Zadrozny’s work won her an Emmy, a Webby Award for a six-episode NBC News podcast she created, and includes stories related to radicalization, vaccine skepticism, and QAnon.

“I’m thrilled to be joining MSNBC after years of reporting alongside its journalists,” Zadrozny tells Fast Company. “At a moment when there’s real hunger for fact-based journalism with a clear mission, I’m grateful for the opportunity to keep investigating stories that matter—about disinformation and the fringe forces reshaping our politics—with the support and reach of a network that knows exactly what it stands for.”

Filling out the ranks

Philadelphia-based Comcast Corp. announced in late 2024 that it would spin out its cable TV networks, including USA Network, CNBC, MSNBC, Oxygen, E!, SYFY, and Golf Channel, into a separate publicly traded company, initially dubbed “SpinCo,” which it said at the time had generated $7 billion in 2024.

The company name was revealed as Versant in May, with the spin-off expected to be completed later this year. Shares of Comcast (NASDAQ: CMCSA) are down roughly 3% since the announcement.

Zadrozny is one of several key hires that MSNBC is making, bringing in talent with diverse media backgrounds, including alumni of the Wall Street Journal, Politico, CNN, and even the upstart Crooked Media. 

That includes Scott Matthews, who will be MSNBC’s senior vice president of news-gathering, along with NBC News’s Joey Cole and ABC News’s Erin Zimmerman, who will be in charge of day-to-day and long-term planning for the news team.

Sudeep Reddy, formerly of Politico, is the network’s new Washington bureau chief, and Madeleine Haeringer, formerly of NBC News and Crooked Media, is the new head of digital, audio, and long-form operations.

In addition, Vaughn Hillyard will be the network’s senior White House correspondent, and Laura Barrón-López (a former White House correspondent for PBS NewsHour) will be MSNBC’s White House correspondent. David Noriega will be a correspondent based in Los Angeles, and Marc Santia will be an Investigative Correspondent.

But that’s not all: MSNBC is also welcoming a batch of correspondents and contributors, including Eugene Daniels, Jackie Alemany, Antonia Hylton, Elise Jordan, Ken Dilanian, and Erielle Reshef.

Programming shifts

There will also be some programming shakeups. That includes Jen Psaki’s show airing at 9 p.m. ET Tuesday through Friday, with Rachel Maddow holding down the slot on Monday nights. Ali Velshi’s program is being supersized to three hours on Saturdays and Sundays.

It’s expected that MSNBC will be fully independent from NBC News within a few months, and that the full spin-off of Versant from NBCUniversal and Comcast will occur by the end of the year.

Versant’s properties will reach 70 million households in the United States.

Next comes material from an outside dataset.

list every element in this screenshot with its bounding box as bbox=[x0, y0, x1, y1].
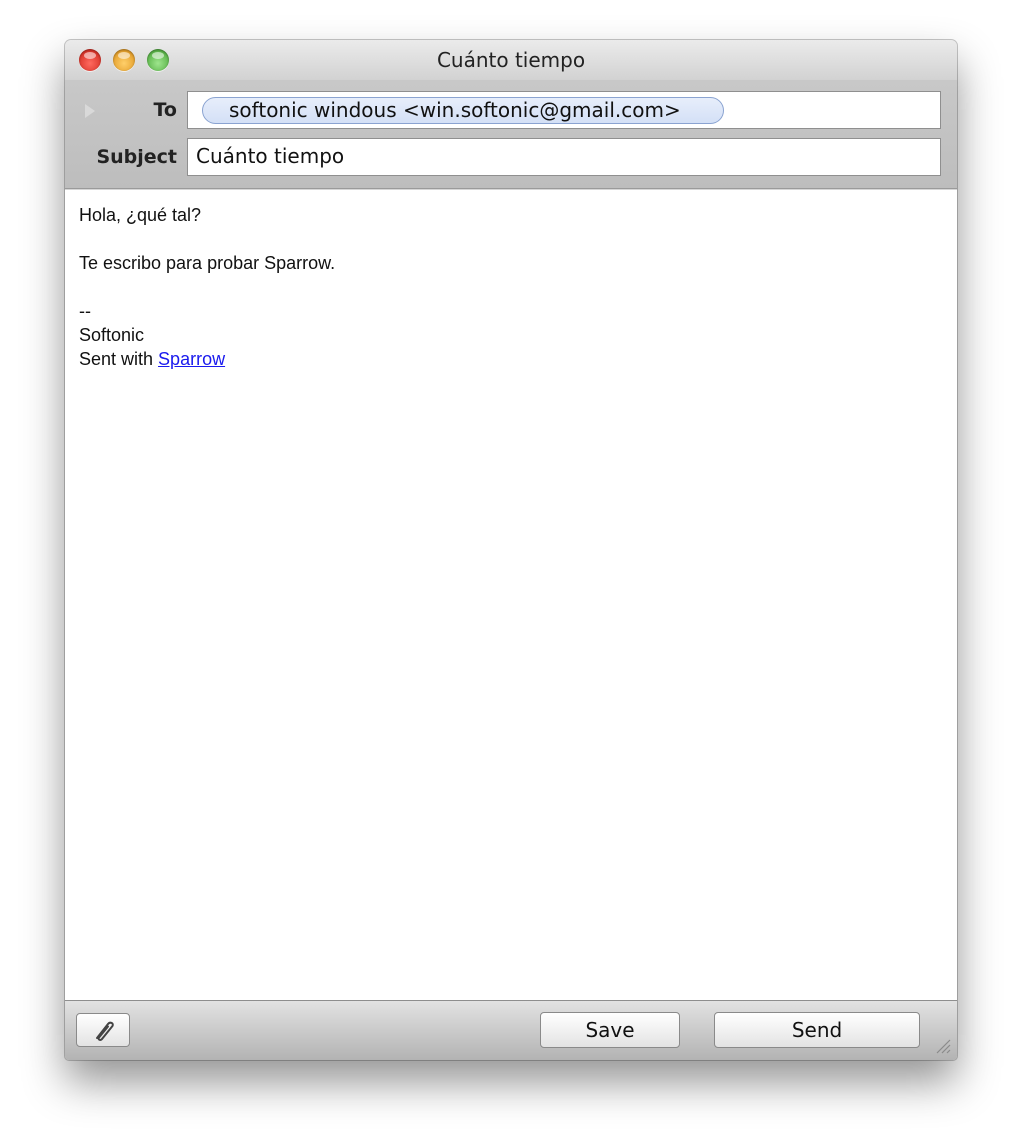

In the meantime, MSNBC and NBC News will continue the work of separating. Notably, both MSNBC and CNBC will retain their names, despite no longer being affiliated with NBC—much in the same way that MSNBC has kept “MS” as a part of its branding, despite no longer being affiliated with Microsoft, which helped launch the brand in the 1990s.

(Disclosure: The author of this story previously worked for CNBC.)